Le titre original de ce roman est « J’ai le droit de me détruire… ». C’est le cri que Françoise Sagan aurait lancé à des policiers tentant de mettre fin à une de ses excentricités. Bien sûr, il n’eut pas été correct de rendre ce titre à la version française de ce roman. Mais La Mort à demi-mots reflète tout autant l’univers mortel dans lequel Kim Young-Ha nous invite à le suivre.
« Ce polar fantastique nous entraîne dans le Séoul des années 1990. On y rencontre des artistes expertes en performances, qui peignent des toiles avec leur corps nu, des filles peu farouches, qui font l’amour en mangeant des sucettes, des taxis balles-de-revolver qui foncent à plus de 180 km heure sur les autoroutes suspendues. Et un esthète du crime, bourreau au grand coeur, qui contacte ses victimes par petites annonces et, avec bienveillance et compréhension, les aide à passer de vie à trépas.

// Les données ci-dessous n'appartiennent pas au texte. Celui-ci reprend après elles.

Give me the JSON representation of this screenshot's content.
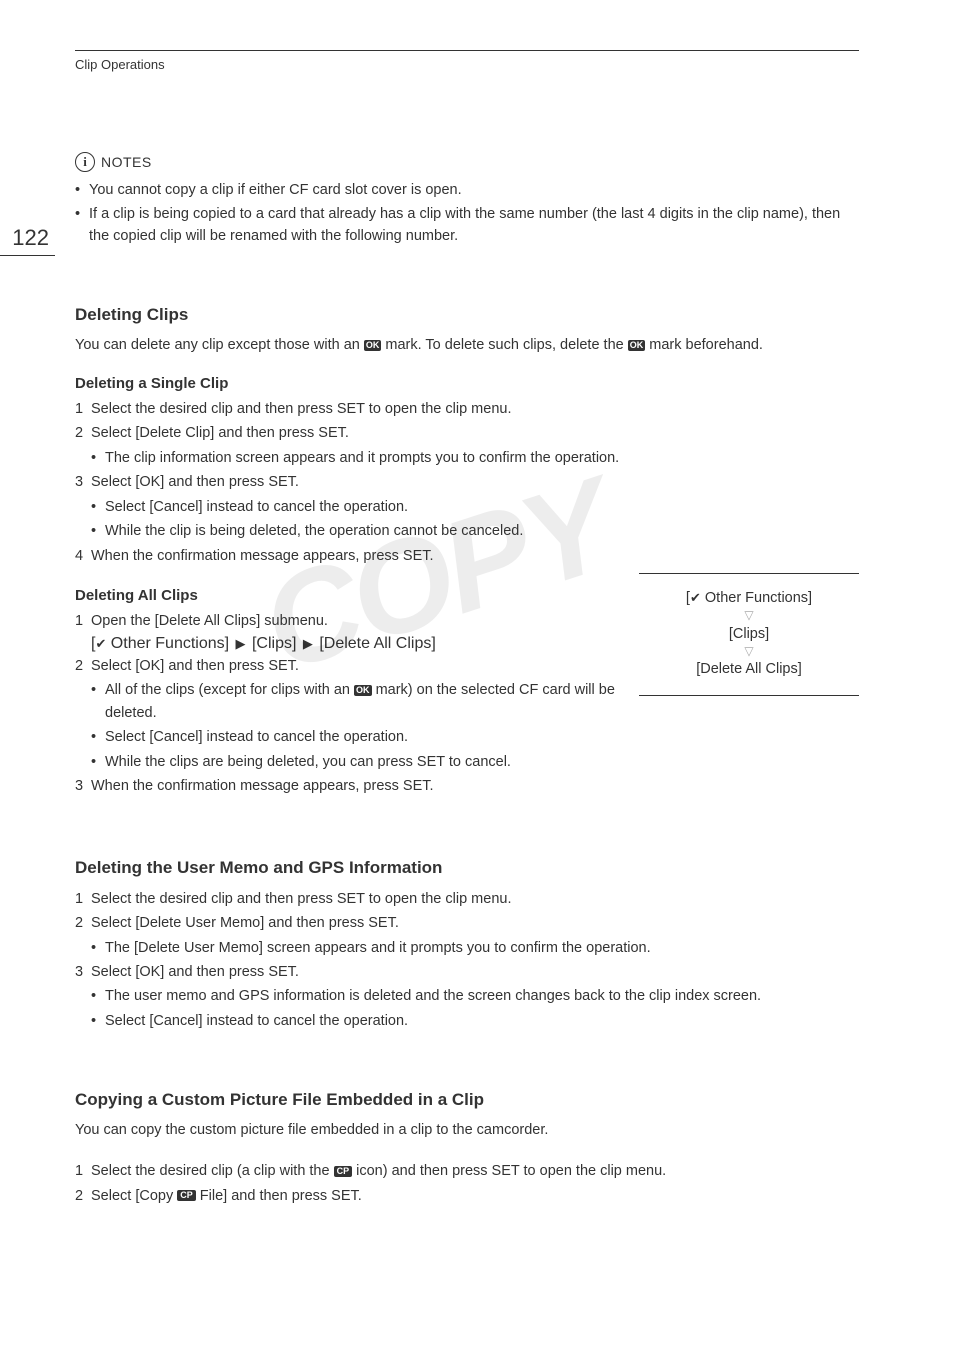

« L’économie explosait, dit l’auteur. C’était une époque de frénésie et d’excès, et c’est ce que j’ai voulu rendre dans mon livre. »
Le premier roman de Kim Young-Ha, salué par la critique comme le chef de file d’une nouvelle génération d’écrivains coréens qui se frottent à la vie telle qu’elle va et surtout telle qu’elle change. »

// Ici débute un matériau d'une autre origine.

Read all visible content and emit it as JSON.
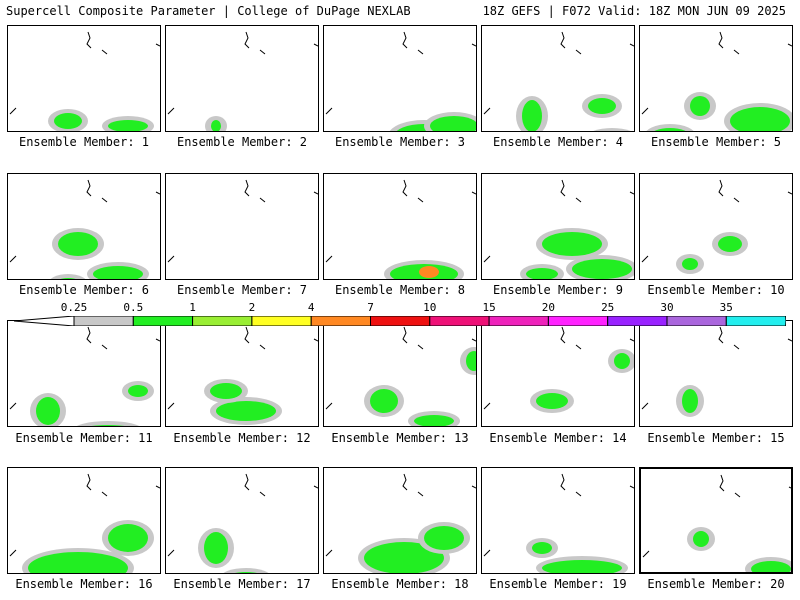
{
  "header": {
    "left_title": "Supercell Composite Parameter | College of DuPage NEXLAB",
    "right_title": "18Z GEFS | F072 Valid: 18Z MON JUN 09 2025"
  },
  "panels": [
    {
      "label": "Ensemble Member: 1"
    },
    {
      "label": "Ensemble Member: 2"
    },
    {
      "label": "Ensemble Member: 3"
    },
    {
      "label": "Ensemble Member: 4"
    },
    {
      "label": "Ensemble Member: 5"
    },
    {
      "label": "Ensemble Member: 6"
    },
    {
      "label": "Ensemble Member: 7"
    },
    {
      "label": "Ensemble Member: 8"
    },
    {
      "label": "Ensemble Member: 9"
    },
    {
      "label": "Ensemble Member: 10"
    },
    {
      "label": "Ensemble Member: 11"
    },
    {
      "label": "Ensemble Member: 12"
    },
    {
      "label": "Ensemble Member: 13"
    },
    {
      "label": "Ensemble Member: 14"
    },
    {
      "label": "Ensemble Member: 15"
    },
    {
      "label": "Ensemble Member: 16"
    },
    {
      "label": "Ensemble Member: 17"
    },
    {
      "label": "Ensemble Member: 18"
    },
    {
      "label": "Ensemble Member: 19"
    },
    {
      "label": "Ensemble Member: 20",
      "selected": true
    }
  ],
  "colorbar": {
    "ticks": [
      "0.25",
      "0.5",
      "1",
      "2",
      "4",
      "7",
      "10",
      "15",
      "20",
      "25",
      "30",
      "35"
    ],
    "colors": [
      "#c8c8c8",
      "#22ee22",
      "#99ee33",
      "#ffff22",
      "#ff8822",
      "#ee1111",
      "#ee1177",
      "#ee22bb",
      "#ff22ff",
      "#9922ff",
      "#aa66dd",
      "#22eeee"
    ],
    "outline_color": "#000000"
  }
}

La mort joue un rôle central dans la littérature asiatique et dans la littérature coréenne tout particulièrement. La richesse créative de Kim Young-Ha est de se pencher sur ces valeurs occidentales que sont l’Eros et le Thanatos, l’amour et le désir d’une part, la mort et la résilience d’autre part. Bien plus que les femmes qui croisent les vies de C et de K, les deux jumeaux si différents, c’est bien d’autres points qui ressortent de ce – trop ? – court récit.
En effet, l’art européen est mis en valeur au travers des œuvres de David, Klimt et Delacroix. Mais il n’est pas question d’art d’Asie. Cette période de la Corée du Sud où la frénésie menait la société est abordée de façon bien métaphorique, notamment au travers du taxi de K qui traverse le pays à fond. Notre monde qui s’enlise dans la lenteur, l’immobilisme, du fait d’une épidémie elle-même venue d’Asie est un parallèle saisissant avec la période du récit.
Bien plus que la mort, c’est le rapport à l’art, les conflits entre la perception des arts morts et des arts vivants qui nous éclaire sur ce qu’est la vie d’artiste, essayant de justifier son existence au travers de son expression artistique. Le tueur du récit n’est qu’un assistant de la Mort, il aide ses clients à passer de l’autre côté. Lui-même est un artiste, celui qui fait des vies et des morts qui les libèrent, des œuvres uniques et universelles. Il s’accorde en cela un statut de dieu, dont il doute en son for intérieur. Un récit, une réflexion, des visions qui éclairent les lecteurs sur les perceptions d’un monde en devenir.